Hyperglycemia was induced by i.v. glucose administration to avoid between-subject differences in glucose absorption through the visceral peritoneum and passage through the liver before entering the circulation. The potential influence of the procedure on cerebral blood flow was kept as systematic as possible by reproducible injection volumes, but we cannot exclude a bolus-hypertonic effect on the blood–brain barrier, and our findings are circumscribed to an abrupt, severe hyperglycemia. We used strip glucose measurements, allowing frequent determinations, minimal invasiveness, and immediate readings. Though laboratory assays have higher accuracy, we found them to provide similar and correlated results versus strip measurements in another study (r=0.99, P<0.01). We did not measure glucose levels in the cerebrospinal fluid, which may have reinforced our findings; however, one advantage of PET studies is their noninvasiveness, and glycemia is normally used in the estimation of brain glucose uptake.

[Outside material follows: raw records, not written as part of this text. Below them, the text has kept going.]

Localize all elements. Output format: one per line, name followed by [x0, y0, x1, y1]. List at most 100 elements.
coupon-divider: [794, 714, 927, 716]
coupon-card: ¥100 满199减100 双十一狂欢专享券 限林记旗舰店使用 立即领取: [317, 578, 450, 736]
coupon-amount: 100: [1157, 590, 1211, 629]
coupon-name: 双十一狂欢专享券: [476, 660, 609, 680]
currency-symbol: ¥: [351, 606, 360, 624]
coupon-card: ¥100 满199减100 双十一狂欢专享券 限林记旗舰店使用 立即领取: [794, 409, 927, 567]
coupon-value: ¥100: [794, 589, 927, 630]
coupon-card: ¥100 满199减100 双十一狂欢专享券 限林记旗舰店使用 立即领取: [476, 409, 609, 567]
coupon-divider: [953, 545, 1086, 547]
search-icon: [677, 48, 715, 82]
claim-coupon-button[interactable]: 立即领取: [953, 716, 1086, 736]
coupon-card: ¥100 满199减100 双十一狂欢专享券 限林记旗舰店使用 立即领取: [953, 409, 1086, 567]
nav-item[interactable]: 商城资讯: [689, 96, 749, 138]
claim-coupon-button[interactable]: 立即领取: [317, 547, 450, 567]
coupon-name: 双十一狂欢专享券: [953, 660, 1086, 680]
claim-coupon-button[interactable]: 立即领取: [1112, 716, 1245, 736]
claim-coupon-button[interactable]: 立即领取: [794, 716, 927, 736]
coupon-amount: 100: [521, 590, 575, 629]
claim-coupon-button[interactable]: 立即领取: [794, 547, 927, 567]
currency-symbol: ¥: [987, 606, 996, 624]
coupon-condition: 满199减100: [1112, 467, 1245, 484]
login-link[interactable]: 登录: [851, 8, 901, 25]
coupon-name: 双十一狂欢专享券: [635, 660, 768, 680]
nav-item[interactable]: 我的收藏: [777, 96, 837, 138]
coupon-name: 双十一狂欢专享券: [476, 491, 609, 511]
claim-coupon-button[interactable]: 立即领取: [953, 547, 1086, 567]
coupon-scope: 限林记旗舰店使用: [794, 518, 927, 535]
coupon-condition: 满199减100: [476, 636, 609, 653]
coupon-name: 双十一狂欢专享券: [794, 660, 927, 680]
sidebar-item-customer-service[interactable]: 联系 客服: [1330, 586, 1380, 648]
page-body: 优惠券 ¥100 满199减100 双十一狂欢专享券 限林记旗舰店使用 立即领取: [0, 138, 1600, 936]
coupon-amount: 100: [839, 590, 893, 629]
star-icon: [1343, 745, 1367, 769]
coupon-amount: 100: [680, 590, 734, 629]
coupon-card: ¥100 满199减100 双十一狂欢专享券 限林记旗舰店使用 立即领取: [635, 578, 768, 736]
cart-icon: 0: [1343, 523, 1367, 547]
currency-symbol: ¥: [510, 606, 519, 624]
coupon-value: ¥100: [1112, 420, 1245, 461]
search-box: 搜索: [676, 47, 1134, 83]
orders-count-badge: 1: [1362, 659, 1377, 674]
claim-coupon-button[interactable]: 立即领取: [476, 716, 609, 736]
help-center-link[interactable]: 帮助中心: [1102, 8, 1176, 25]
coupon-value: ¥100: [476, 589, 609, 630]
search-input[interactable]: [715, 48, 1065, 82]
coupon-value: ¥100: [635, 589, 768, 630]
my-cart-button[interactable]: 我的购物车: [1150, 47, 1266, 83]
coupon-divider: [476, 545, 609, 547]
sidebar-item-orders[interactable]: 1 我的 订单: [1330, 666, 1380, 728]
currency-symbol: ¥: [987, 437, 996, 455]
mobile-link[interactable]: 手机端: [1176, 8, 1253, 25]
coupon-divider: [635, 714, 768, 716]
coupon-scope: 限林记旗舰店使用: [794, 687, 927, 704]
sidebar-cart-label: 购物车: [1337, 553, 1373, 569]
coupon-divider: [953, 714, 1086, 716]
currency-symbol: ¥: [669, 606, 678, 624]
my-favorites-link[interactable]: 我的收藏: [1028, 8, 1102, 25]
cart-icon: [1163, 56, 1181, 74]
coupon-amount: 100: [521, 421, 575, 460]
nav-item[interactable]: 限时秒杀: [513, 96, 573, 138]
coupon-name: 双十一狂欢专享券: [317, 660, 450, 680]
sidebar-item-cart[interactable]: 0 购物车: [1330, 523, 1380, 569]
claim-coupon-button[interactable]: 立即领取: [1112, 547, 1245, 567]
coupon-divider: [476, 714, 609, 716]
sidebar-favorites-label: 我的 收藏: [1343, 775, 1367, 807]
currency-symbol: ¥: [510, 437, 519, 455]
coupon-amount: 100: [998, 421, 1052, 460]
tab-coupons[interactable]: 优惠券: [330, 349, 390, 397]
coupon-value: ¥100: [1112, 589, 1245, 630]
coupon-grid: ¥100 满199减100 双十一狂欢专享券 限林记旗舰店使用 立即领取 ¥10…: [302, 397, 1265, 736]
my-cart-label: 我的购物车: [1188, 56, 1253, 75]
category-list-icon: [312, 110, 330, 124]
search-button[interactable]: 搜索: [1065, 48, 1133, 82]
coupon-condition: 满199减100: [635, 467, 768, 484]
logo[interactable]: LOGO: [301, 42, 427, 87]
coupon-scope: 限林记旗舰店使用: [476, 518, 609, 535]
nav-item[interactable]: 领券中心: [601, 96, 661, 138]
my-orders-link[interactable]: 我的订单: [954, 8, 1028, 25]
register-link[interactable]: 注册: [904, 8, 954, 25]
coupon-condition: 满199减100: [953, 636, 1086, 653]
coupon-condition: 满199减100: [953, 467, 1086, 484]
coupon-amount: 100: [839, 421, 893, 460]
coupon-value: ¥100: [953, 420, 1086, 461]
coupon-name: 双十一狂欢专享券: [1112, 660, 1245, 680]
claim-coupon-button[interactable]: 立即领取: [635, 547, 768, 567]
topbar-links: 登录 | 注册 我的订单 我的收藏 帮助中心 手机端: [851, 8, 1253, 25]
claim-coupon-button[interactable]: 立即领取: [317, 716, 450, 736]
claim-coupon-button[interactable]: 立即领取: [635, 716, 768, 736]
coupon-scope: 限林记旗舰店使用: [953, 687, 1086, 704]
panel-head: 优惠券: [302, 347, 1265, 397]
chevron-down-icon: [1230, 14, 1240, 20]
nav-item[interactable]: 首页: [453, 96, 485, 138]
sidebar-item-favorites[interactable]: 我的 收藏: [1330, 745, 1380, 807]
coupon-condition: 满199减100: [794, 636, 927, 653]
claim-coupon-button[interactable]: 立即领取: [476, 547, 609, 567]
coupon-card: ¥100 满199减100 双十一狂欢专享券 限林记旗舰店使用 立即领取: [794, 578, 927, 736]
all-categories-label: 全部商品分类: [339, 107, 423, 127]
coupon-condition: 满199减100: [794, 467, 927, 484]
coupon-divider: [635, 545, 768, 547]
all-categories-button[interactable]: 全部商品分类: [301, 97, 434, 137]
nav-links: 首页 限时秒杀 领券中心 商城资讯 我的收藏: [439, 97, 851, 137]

In conclusion, the current study shows that brain glucose uptake depends on the dual contribution of blood glucose mass action and local glucose uptake mechanisms, resulting in a remarkable response to acute glucose administration in healthy animals. In obese and type 2 diabetic animals, the brain was chronically overexposed to glucose, due to very high fasting glucose uptake, almost abolishing the physiologic flexibility in response to glucose loading.

The authors declare no conflict of interest.